この2つのモノグラフで用いられた参与観察はしばしば社会調査における質的調査の代表的調査法としてあげられてきており、とりわけ調査対象が外部からではその内部の実態が容易に窺い知ることのできない場合にその持ち味が発揮される。このため調査結果は好奇心も手伝って多くの人の関心を引き付ける。

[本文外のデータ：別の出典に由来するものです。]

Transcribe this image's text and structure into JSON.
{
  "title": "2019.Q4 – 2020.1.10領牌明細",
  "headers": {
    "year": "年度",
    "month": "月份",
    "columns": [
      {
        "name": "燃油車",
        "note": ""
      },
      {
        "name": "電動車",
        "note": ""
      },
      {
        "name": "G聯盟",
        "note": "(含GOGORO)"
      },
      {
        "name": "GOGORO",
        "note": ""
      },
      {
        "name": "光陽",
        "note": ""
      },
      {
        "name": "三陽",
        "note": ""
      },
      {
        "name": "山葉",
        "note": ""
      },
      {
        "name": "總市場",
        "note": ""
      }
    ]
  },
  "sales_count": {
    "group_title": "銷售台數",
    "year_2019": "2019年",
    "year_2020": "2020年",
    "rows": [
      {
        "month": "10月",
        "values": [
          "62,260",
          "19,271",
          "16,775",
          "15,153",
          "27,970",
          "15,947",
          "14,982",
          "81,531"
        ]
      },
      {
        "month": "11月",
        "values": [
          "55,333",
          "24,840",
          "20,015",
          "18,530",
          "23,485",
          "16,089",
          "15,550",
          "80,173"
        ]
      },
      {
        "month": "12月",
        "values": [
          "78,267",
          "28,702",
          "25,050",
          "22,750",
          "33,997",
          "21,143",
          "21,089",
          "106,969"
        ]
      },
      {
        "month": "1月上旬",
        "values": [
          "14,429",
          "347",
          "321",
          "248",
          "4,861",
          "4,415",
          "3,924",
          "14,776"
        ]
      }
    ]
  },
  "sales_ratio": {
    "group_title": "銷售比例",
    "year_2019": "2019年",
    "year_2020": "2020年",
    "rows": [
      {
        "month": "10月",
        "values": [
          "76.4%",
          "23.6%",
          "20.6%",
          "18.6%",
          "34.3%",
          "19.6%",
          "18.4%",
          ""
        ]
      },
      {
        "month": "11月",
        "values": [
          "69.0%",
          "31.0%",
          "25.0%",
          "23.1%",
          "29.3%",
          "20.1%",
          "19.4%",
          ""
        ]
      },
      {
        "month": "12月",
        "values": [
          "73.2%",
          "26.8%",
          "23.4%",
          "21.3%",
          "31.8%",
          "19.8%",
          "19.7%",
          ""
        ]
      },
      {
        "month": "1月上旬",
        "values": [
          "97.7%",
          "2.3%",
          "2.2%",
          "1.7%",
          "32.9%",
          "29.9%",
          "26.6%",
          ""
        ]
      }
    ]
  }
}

このことはこれまでその代表例としてよく挙げられるウィリアム・ホワイトの『ストリートコーナー・ソサエティ』や一連のシカゴ・モノグラフがそれをよく示している。

近年、質的調査への関心の高まりのなかで、質的調査法に関するテキストが多く刊行され、そのなかで参与観察に多くのスペースが割かれ、なかには参与観察そのもののテキストまで出版されてきている。

だが参与観察による優れた作品を読むのは臨場感溢れ実に興味深いが、実際それを用いて調査をしようとなると、ことはそれほど容易なことではない。まず調査対象へのエントリーの問題、そこでのインフォーマル・インタビューによって情報を得るインフォーマントの問題、これらは偶然性に多く左右されている。さらにこうして得た観察や情報を人類学者クリフォード・ギアーツのいう「分厚い記述」で描写し表現することがもとめられる。こうした技法は調査者本人の個人技にその多くが委ねられている。こうしてみると参与観察は他の調査法と比べて、マニュアル化がもっとも難しく、標準化にもっとも馴染まない調査技法だという思いをますます強くする。